Cachorro morto a pauladas numa loja Carrefour| Foto:

Não faz muito tempo, um cachorrinho foi morto a pauladas no estacionamento de uma rede de supermercados. O caso provocou indignação, gerou considerável revolta, mas vivemos tempos em que a indignação é seletiva e a revolta é politizada. Ou você fica indignado por todos, todos os dias, todas as horas, ou dá de ombros e não se importa com nada e ninguém. Ou sua indignação tem filiação partidária, ou não serve. Há militantes em toda parte fazendo boca-de-urna moral, e descobrimos que ter pena de cachorro é coisa de comunista. Gente de bem só tem pena de gente de bem. Os indignados que lamentaram o cachorrinho foram acusados de pouco lamentar os bebezinhos. A comoção canina só podia ser coisa da esquerda. O próprio cachorrinho, vai saber, talvez fosse de esquerda.

CARREGANDO :)

Por isso me causou estranheza a reação dos cabos-eleitorais de tragédias quando a menina Agatha Felix foi morta com um tiro de fuzil. Pensei: “Agora sim, uma criancinha a ser chorada!” Toda aquela energia sentimental reprimida desde a morte do cachorrinho viria à tona. Qual o quê! Defenderam a ação policial, não a vítima. Aliás, que vítima? Vítima nenhuma: efeito colateral. Nasceu no lugar errado. Estava viva na hora errada. Se protegeu perto das pessoas erradas. Fica para a próxima, porque essa criança não serve, essa não representa a família brasileira, procuremos outra menininha que seja homem-de-bem, que não conviva com traficantes em favela, que seja vítima de coisa mais perigosa que tiro de fuzil. Uma revista em quadrinhos, por exemplo.
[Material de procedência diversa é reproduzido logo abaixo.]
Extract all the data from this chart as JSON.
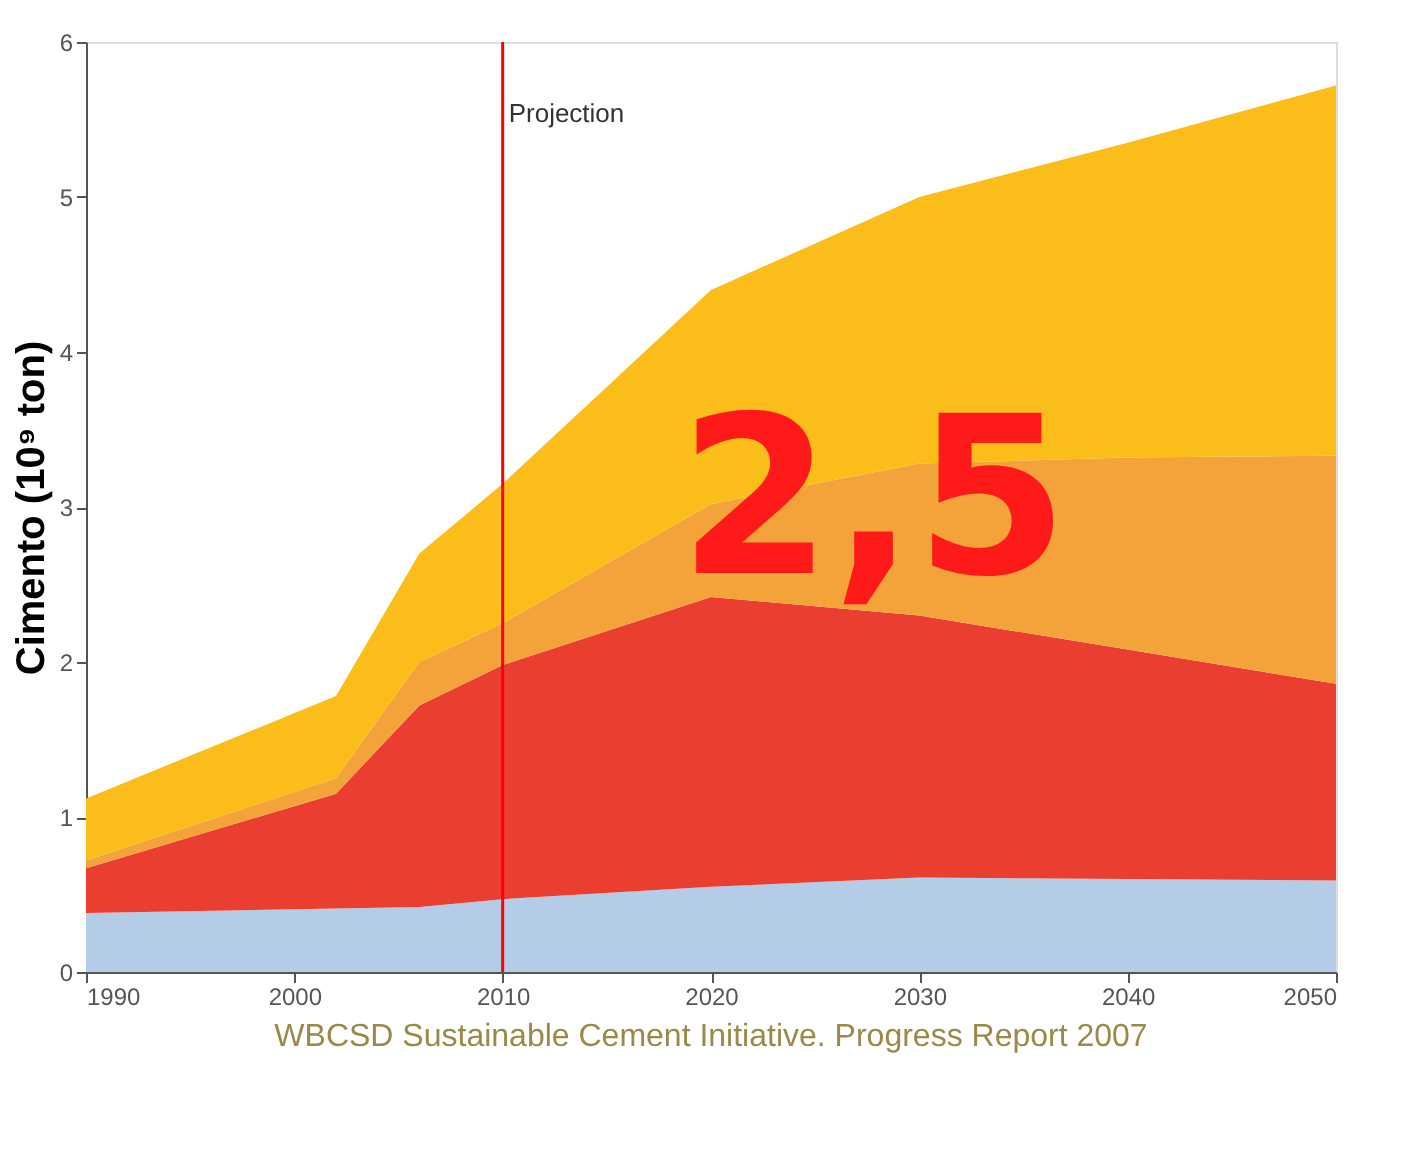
{
  "chart_data": {
    "type": "area",
    "stacked": true,
    "ylabel": "Cimento (10⁹ ton)",
    "x": [
      1990,
      2002,
      2006,
      2010,
      2020,
      2030,
      2040,
      2050
    ],
    "series": [
      {
        "color": "#b4cce8",
        "values": [
          0.38,
          0.41,
          0.42,
          0.47,
          0.55,
          0.61,
          0.6,
          0.59
        ]
      },
      {
        "color": "#e93e30",
        "values": [
          0.29,
          0.74,
          1.3,
          1.51,
          1.87,
          1.69,
          1.48,
          1.27
        ]
      },
      {
        "color": "#f4a23a",
        "values": [
          0.05,
          0.1,
          0.28,
          0.27,
          0.6,
          0.98,
          1.24,
          1.47
        ]
      },
      {
        "color": "#fbbd1a",
        "values": [
          0.4,
          0.53,
          0.7,
          0.9,
          1.38,
          1.72,
          2.03,
          2.39
        ]
      }
    ],
    "xlim": [
      1990,
      2050
    ],
    "xticks": [
      1990,
      2000,
      2010,
      2020,
      2030,
      2040,
      2050
    ],
    "ylim": [
      0,
      6
    ],
    "yticks": [
      0,
      1,
      2,
      3,
      4,
      5,
      6
    ],
    "ref_lines": [
      {
        "axis": "x",
        "value": 2010,
        "label": "Projection",
        "color": "#ff0000"
      }
    ],
    "annotations": [
      "2,5",
      "WBCSD  Sustainable Cement Initiative. Progress Report 2007"
    ],
    "grid": false,
    "legend": false
  }
}
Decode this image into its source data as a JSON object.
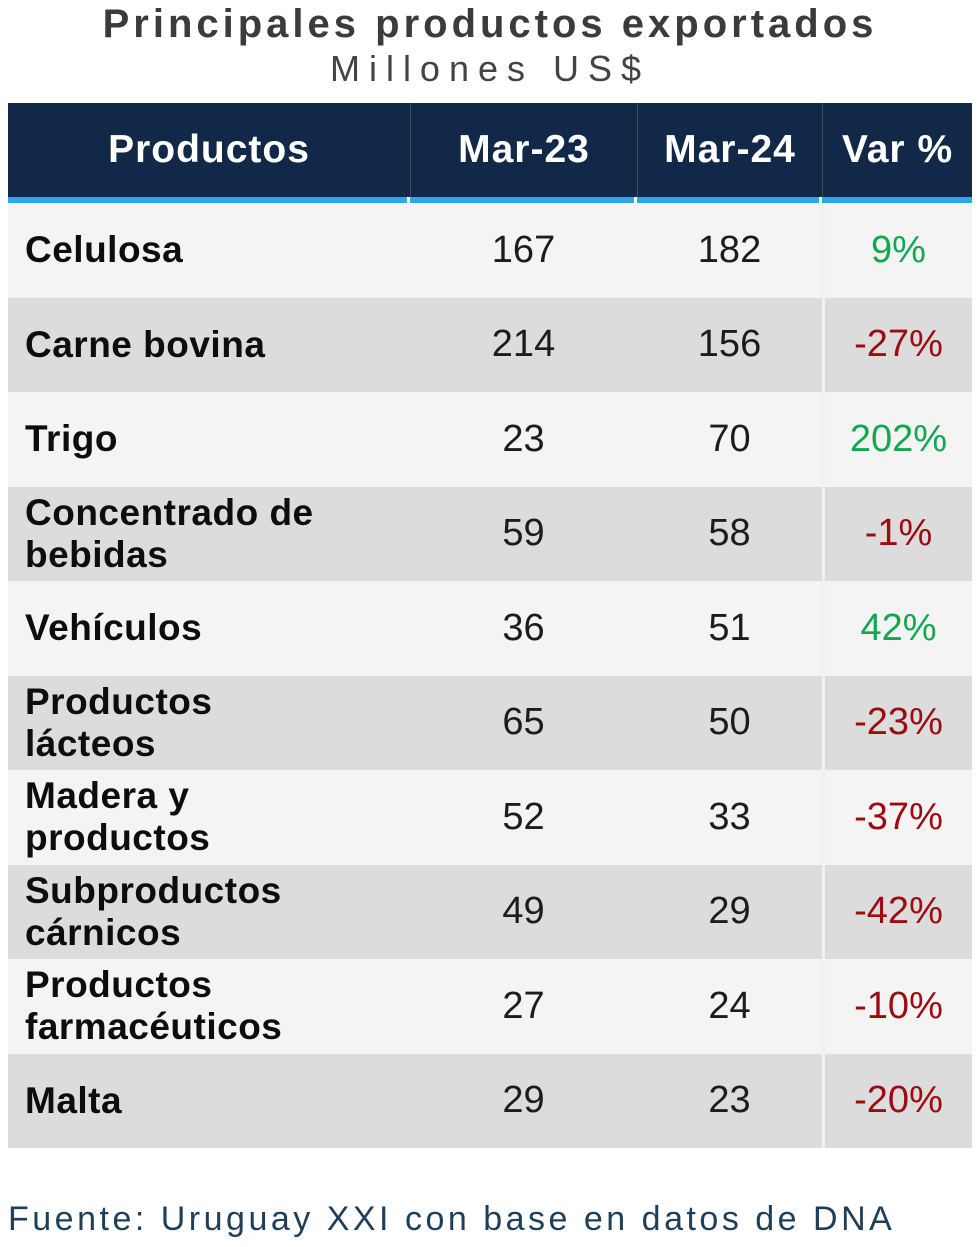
{
  "header": {
    "title": "Principales productos exportados",
    "subtitle": "Millones US$"
  },
  "chart_data": {
    "type": "table",
    "title": "Principales productos exportados",
    "subtitle": "Millones US$",
    "unit": "Millones US$",
    "columns": [
      "Productos",
      "Mar-23",
      "Mar-24",
      "Var %"
    ],
    "rows": [
      {
        "product": "Celulosa",
        "display_name": "Celulosa",
        "mar23": "167",
        "mar24": "182",
        "var_pct": "9%",
        "trend": "positive"
      },
      {
        "product": "Carne bovina",
        "display_name": "Carne bovina",
        "mar23": "214",
        "mar24": "156",
        "var_pct": "-27%",
        "trend": "negative"
      },
      {
        "product": "Trigo",
        "display_name": "Trigo",
        "mar23": "23",
        "mar24": "70",
        "var_pct": "202%",
        "trend": "positive"
      },
      {
        "product": "Concentrado de bebidas",
        "display_name": "Concentrado de\nbebidas",
        "mar23": "59",
        "mar24": "58",
        "var_pct": "-1%",
        "trend": "negative"
      },
      {
        "product": "Vehículos",
        "display_name": "Vehículos",
        "mar23": "36",
        "mar24": "51",
        "var_pct": "42%",
        "trend": "positive"
      },
      {
        "product": "Productos lácteos",
        "display_name": "Productos\nlácteos",
        "mar23": "65",
        "mar24": "50",
        "var_pct": "-23%",
        "trend": "negative"
      },
      {
        "product": "Madera y productos",
        "display_name": "Madera y\nproductos",
        "mar23": "52",
        "mar24": "33",
        "var_pct": "-37%",
        "trend": "negative"
      },
      {
        "product": "Subproductos cárnicos",
        "display_name": "Subproductos\ncárnicos",
        "mar23": "49",
        "mar24": "29",
        "var_pct": "-42%",
        "trend": "negative"
      },
      {
        "product": "Productos farmacéuticos",
        "display_name": "Productos\nfarmacéuticos",
        "mar23": "27",
        "mar24": "24",
        "var_pct": "-10%",
        "trend": "negative"
      },
      {
        "product": "Malta",
        "display_name": "Malta",
        "mar23": "29",
        "mar24": "23",
        "var_pct": "-20%",
        "trend": "negative"
      }
    ],
    "source": "Fuente: Uruguay XXI con base en datos de DNA"
  },
  "colors": {
    "header_bg": "#112849",
    "accent_cyan": "#29abe2",
    "positive": "#11a84f",
    "negative": "#9d0b10",
    "row_light": "#f4f4f4",
    "row_gray": "#dcdcdc",
    "title_text": "#3b3b3b",
    "subtitle_text": "#434343",
    "source_text": "#1d3f59",
    "header_text": "#ffffff",
    "body_text": "#1c1c1c"
  }
}
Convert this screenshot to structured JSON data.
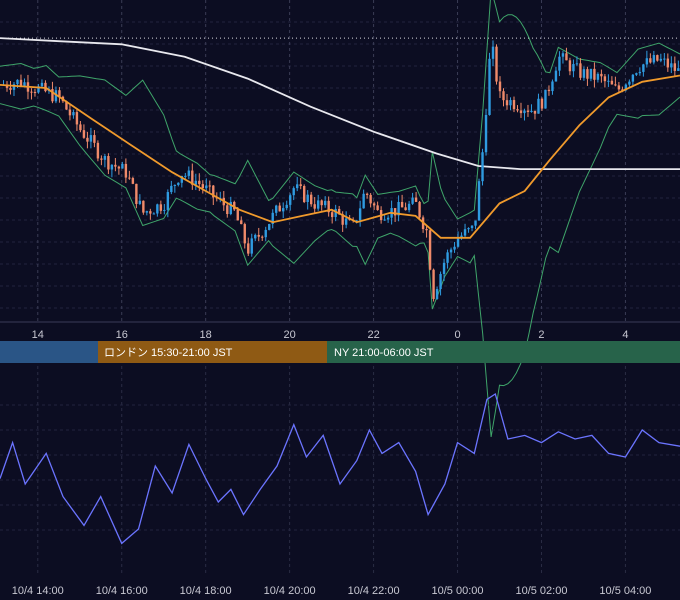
{
  "colors": {
    "background": "#0c0d22",
    "grid": "#22243e",
    "candle_up": "#2f9be0",
    "candle_down": "#f08a6a",
    "ma_fast": "#f09a2c",
    "ma_slow": "#e8e8ee",
    "bollinger": "#3fa56a",
    "oscillator": "#6b74ff",
    "session_tokyo": "#2a5586",
    "session_london": "#8f5a14",
    "session_ny": "#27634a"
  },
  "sessions": [
    {
      "name": "tokyo",
      "label": ""
    },
    {
      "name": "london",
      "label": "ロンドン 15:30-21:00 JST"
    },
    {
      "name": "ny",
      "label": "NY 21:00-06:00 JST"
    }
  ],
  "chart_data": [
    {
      "type": "candlestick",
      "title": "",
      "x_tick_labels": [
        "14",
        "16",
        "18",
        "20",
        "22",
        "0",
        "2",
        "4"
      ],
      "x_range_hours": [
        13.1,
        29.3
      ],
      "y_label": "",
      "grid": true,
      "overlays": [
        "moving average (orange)",
        "long moving average (white)",
        "Bollinger bands (green)",
        "reference level (dotted white)"
      ],
      "close_profile": [
        {
          "x": 13.1,
          "y": 0.76
        },
        {
          "x": 13.6,
          "y": 0.77
        },
        {
          "x": 14.5,
          "y": 0.72
        },
        {
          "x": 15.0,
          "y": 0.62
        },
        {
          "x": 15.6,
          "y": 0.52
        },
        {
          "x": 16.1,
          "y": 0.48
        },
        {
          "x": 16.5,
          "y": 0.35
        },
        {
          "x": 17.0,
          "y": 0.38
        },
        {
          "x": 17.4,
          "y": 0.48
        },
        {
          "x": 17.8,
          "y": 0.45
        },
        {
          "x": 18.2,
          "y": 0.4
        },
        {
          "x": 18.7,
          "y": 0.35
        },
        {
          "x": 19.0,
          "y": 0.23
        },
        {
          "x": 19.5,
          "y": 0.32
        },
        {
          "x": 20.1,
          "y": 0.43
        },
        {
          "x": 20.6,
          "y": 0.38
        },
        {
          "x": 21.1,
          "y": 0.35
        },
        {
          "x": 21.5,
          "y": 0.3
        },
        {
          "x": 21.8,
          "y": 0.42
        },
        {
          "x": 22.1,
          "y": 0.35
        },
        {
          "x": 22.6,
          "y": 0.36
        },
        {
          "x": 23.0,
          "y": 0.38
        },
        {
          "x": 23.3,
          "y": 0.28
        },
        {
          "x": 23.4,
          "y": 0.08
        },
        {
          "x": 23.7,
          "y": 0.2
        },
        {
          "x": 24.0,
          "y": 0.27
        },
        {
          "x": 24.4,
          "y": 0.3
        },
        {
          "x": 24.6,
          "y": 0.55
        },
        {
          "x": 24.8,
          "y": 0.9
        },
        {
          "x": 25.0,
          "y": 0.72
        },
        {
          "x": 25.4,
          "y": 0.7
        },
        {
          "x": 25.8,
          "y": 0.68
        },
        {
          "x": 26.1,
          "y": 0.72
        },
        {
          "x": 26.4,
          "y": 0.85
        },
        {
          "x": 26.9,
          "y": 0.8
        },
        {
          "x": 27.4,
          "y": 0.78
        },
        {
          "x": 27.8,
          "y": 0.74
        },
        {
          "x": 28.3,
          "y": 0.82
        },
        {
          "x": 28.8,
          "y": 0.84
        },
        {
          "x": 29.3,
          "y": 0.8
        }
      ],
      "series": [
        {
          "values": [
            {
              "x": 13.1,
              "y": 0.76
            },
            {
              "x": 14.2,
              "y": 0.75
            },
            {
              "x": 15.3,
              "y": 0.65
            },
            {
              "x": 16.3,
              "y": 0.56
            },
            {
              "x": 17.2,
              "y": 0.48
            },
            {
              "x": 18.0,
              "y": 0.42
            },
            {
              "x": 18.8,
              "y": 0.36
            },
            {
              "x": 19.6,
              "y": 0.32
            },
            {
              "x": 20.3,
              "y": 0.34
            },
            {
              "x": 21.0,
              "y": 0.36
            },
            {
              "x": 21.6,
              "y": 0.32
            },
            {
              "x": 22.4,
              "y": 0.35
            },
            {
              "x": 23.0,
              "y": 0.34
            },
            {
              "x": 23.6,
              "y": 0.27
            },
            {
              "x": 24.3,
              "y": 0.27
            },
            {
              "x": 25.0,
              "y": 0.38
            },
            {
              "x": 25.6,
              "y": 0.42
            },
            {
              "x": 26.2,
              "y": 0.52
            },
            {
              "x": 26.9,
              "y": 0.63
            },
            {
              "x": 27.6,
              "y": 0.72
            },
            {
              "x": 28.4,
              "y": 0.77
            },
            {
              "x": 29.3,
              "y": 0.79
            }
          ]
        },
        {
          "values": [
            {
              "x": 13.1,
              "y": 0.91
            },
            {
              "x": 14.5,
              "y": 0.9
            },
            {
              "x": 16.0,
              "y": 0.89
            },
            {
              "x": 17.5,
              "y": 0.85
            },
            {
              "x": 19.0,
              "y": 0.78
            },
            {
              "x": 20.5,
              "y": 0.69
            },
            {
              "x": 22.0,
              "y": 0.61
            },
            {
              "x": 23.5,
              "y": 0.54
            },
            {
              "x": 24.5,
              "y": 0.5
            },
            {
              "x": 25.5,
              "y": 0.49
            },
            {
              "x": 27.0,
              "y": 0.49
            },
            {
              "x": 29.3,
              "y": 0.49
            }
          ]
        }
      ],
      "reference_level": 0.91
    },
    {
      "type": "line",
      "title": "",
      "x_tick_labels": [
        "10/4 14:00",
        "10/4 16:00",
        "10/4 18:00",
        "10/4 20:00",
        "10/4 22:00",
        "10/5 00:00",
        "10/5 02:00",
        "10/5 04:00"
      ],
      "x_range_hours": [
        13.1,
        29.3
      ],
      "grid": true,
      "series": [
        {
          "values": [
            {
              "x": 13.1,
              "y": 0.48
            },
            {
              "x": 13.4,
              "y": 0.68
            },
            {
              "x": 13.7,
              "y": 0.45
            },
            {
              "x": 14.2,
              "y": 0.62
            },
            {
              "x": 14.6,
              "y": 0.38
            },
            {
              "x": 15.1,
              "y": 0.22
            },
            {
              "x": 15.5,
              "y": 0.38
            },
            {
              "x": 16.0,
              "y": 0.12
            },
            {
              "x": 16.4,
              "y": 0.2
            },
            {
              "x": 16.8,
              "y": 0.55
            },
            {
              "x": 17.2,
              "y": 0.4
            },
            {
              "x": 17.6,
              "y": 0.67
            },
            {
              "x": 18.0,
              "y": 0.48
            },
            {
              "x": 18.3,
              "y": 0.35
            },
            {
              "x": 18.6,
              "y": 0.42
            },
            {
              "x": 18.9,
              "y": 0.28
            },
            {
              "x": 19.3,
              "y": 0.42
            },
            {
              "x": 19.7,
              "y": 0.55
            },
            {
              "x": 20.1,
              "y": 0.78
            },
            {
              "x": 20.4,
              "y": 0.6
            },
            {
              "x": 20.8,
              "y": 0.72
            },
            {
              "x": 21.2,
              "y": 0.45
            },
            {
              "x": 21.6,
              "y": 0.58
            },
            {
              "x": 21.9,
              "y": 0.75
            },
            {
              "x": 22.2,
              "y": 0.62
            },
            {
              "x": 22.6,
              "y": 0.68
            },
            {
              "x": 23.0,
              "y": 0.52
            },
            {
              "x": 23.3,
              "y": 0.28
            },
            {
              "x": 23.7,
              "y": 0.45
            },
            {
              "x": 24.0,
              "y": 0.68
            },
            {
              "x": 24.4,
              "y": 0.62
            },
            {
              "x": 24.7,
              "y": 0.92
            },
            {
              "x": 24.9,
              "y": 0.95
            },
            {
              "x": 25.2,
              "y": 0.7
            },
            {
              "x": 25.6,
              "y": 0.72
            },
            {
              "x": 26.0,
              "y": 0.68
            },
            {
              "x": 26.4,
              "y": 0.74
            },
            {
              "x": 26.8,
              "y": 0.7
            },
            {
              "x": 27.2,
              "y": 0.72
            },
            {
              "x": 27.6,
              "y": 0.62
            },
            {
              "x": 28.0,
              "y": 0.6
            },
            {
              "x": 28.4,
              "y": 0.75
            },
            {
              "x": 28.8,
              "y": 0.68
            },
            {
              "x": 29.3,
              "y": 0.66
            }
          ]
        }
      ]
    }
  ]
}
Que eu saiba, Agatha não era de esquerda. Ao que me consta, também não era cachorrinho. Nem mesmo a perigosa combinação que resulta num cachorrinho de esquerda. Era uma criança comum, que não tinha nada que ver com crimes, Estado, direita, esquerda, polícia e bandido. Fazia balé, estudava inglês, levou um tiro. Coisas da vida. Por que ela não merece a indignação reservada às criancinhas, aquela indignação que nunca foi nem será gasta com os cachorrinhos? Por que a avareza sentimental com o cachorrinho não se transformou em generosidade para com a menininha?

Publicidade

Não é difícil imaginar o porquê. Os cristãos-novos do reacionarismo tropical foram recrutados sem muita experiência para as batalhas éticas. Leram pouco, leram rápido, leram nada a respeito do que há de valioso no conservadorismo, e aprenderam menos ainda com liberais e libertários sobre a prudência e os limites à ação do Estado. Ignoram o quanto nossos sentimentos morais dependem de certa empatia, uma empatia que prescinde de motivos ou justificativas, sem a qual a ética resulta estéril. Todos esses conceitos se transformaram numa mistura indigesta, que não termina de ser metabolizada, que está quase chegando à boca do organismo intelectual de uns e outros. Ouviram falar em império da lei, entenderam lei do mais forte; ficaram sabendo de fofocas sobre Estado mínimo, entenderam que todo Estado é pouco.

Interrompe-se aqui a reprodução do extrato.